A partir de la expedición de la Constitución de 1991, la responsabilidad del Estado se define de acuerdo con lo dispuesto en el artículo 90 en virtud del cual, el Estado será patrimonialmente responsable por los daños antijurídicos causados por la acción u omisión imputable a sus agentes. En efecto, dos son los postulados que fundamentan dicha responsabilidad: i) El daño antijurídico, y ii) la imputación del mismo a la administración, “sin que sea posible predicar la existencia y necesidad y/o valoración y análisis de otro tipo de componentes a efectos de configurar la responsabilidad”. NOTA DE RELATORÍA: Sobre los elementos constitutivos de la responsabilidad patrimonial del Estado, consultar sentencia del 30 de agosto de 2007, Exp. 15932, CP. Enrique Gil Botero.

FUENTE FORMAL: CONSTITUCIÓN POLÍTICA - ARTÍCULO 90

DAÑO ANTIJURÍDICO - Noción Sobre la noción de daño antijurídico, esta Sección ha definido que “consistirá siempre en la lesión patrimonial o extra-patrimonial que la víctima no está en el deber jurídico de soportar”. En este sentido, el daño ocasionado a un bien jurídicamente tutelado, impone el deber de indemnizar el consecuente detrimento con el objetivo de garantizar el principio de igualdad ante las cargas públicas.

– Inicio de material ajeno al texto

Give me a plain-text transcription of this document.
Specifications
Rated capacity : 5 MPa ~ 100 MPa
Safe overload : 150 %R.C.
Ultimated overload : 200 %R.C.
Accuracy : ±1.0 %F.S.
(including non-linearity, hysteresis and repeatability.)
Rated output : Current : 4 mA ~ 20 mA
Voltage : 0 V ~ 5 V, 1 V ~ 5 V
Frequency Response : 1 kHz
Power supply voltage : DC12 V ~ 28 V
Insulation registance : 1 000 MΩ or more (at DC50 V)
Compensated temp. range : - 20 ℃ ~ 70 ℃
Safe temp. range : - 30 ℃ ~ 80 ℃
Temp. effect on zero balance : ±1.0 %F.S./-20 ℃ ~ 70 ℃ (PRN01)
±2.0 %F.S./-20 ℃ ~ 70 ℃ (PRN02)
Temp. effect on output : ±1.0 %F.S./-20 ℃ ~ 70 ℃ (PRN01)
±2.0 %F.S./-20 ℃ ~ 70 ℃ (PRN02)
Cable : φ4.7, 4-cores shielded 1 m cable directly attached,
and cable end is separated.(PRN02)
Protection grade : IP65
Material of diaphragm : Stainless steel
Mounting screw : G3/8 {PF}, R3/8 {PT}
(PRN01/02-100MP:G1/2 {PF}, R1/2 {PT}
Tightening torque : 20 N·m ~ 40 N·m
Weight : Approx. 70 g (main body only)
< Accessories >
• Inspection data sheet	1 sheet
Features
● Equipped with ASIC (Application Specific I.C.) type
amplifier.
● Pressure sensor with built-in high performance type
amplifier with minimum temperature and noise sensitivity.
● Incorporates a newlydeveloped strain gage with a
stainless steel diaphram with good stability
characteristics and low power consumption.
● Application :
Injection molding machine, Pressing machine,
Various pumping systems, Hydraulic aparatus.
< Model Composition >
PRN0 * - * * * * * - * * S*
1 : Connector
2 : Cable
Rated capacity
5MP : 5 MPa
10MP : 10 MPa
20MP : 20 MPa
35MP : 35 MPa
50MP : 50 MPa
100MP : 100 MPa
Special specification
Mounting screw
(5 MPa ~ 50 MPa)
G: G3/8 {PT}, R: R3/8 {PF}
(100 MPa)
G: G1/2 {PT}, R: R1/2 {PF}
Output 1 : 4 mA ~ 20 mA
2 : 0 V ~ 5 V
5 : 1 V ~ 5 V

NOTA DE RELATORÍA: Sobre la naturaleza del daño antijurídico, consultar sentencia de 13 de agosto de 2008, Exp. 17042, CP. Enrique Gil Botero

IMPUTABILIDAD DEL DAÑO ANTIJURÍDICO - Concepto / IMPUTABILIDAD

DEL DAÑO ANTIJURÍDICO - Su configuración depende de la concurrencia de sus atribuciones fáctica y jurídica / IMPUTACIÓN FÁCTICA - Representa un estudio conjunto entre los hechos y las herramientas propias de la imputabilidad / IMPUTABILIDAD JURÍDICA - Obligación legal de reparar un daño En lo relativo a la imputación, se entiende que se trata de la “atribución de la respectiva lesión”; en consecuencia, “la denominada imputación jurídica (imputatio iure o subjetiva) supone el establecer el fundamento o razón de la obligación de reparar o indemnizar determinado perjuicio derivado de la materialización de un daño antijurídico, y allí es donde intervienen los títulos de imputación que corresponden a los diferentes sistemas de responsabilidad que tienen cabida tal como lo ha dicho la jurisprudencia en el artículo 90 de la Constitución Política”.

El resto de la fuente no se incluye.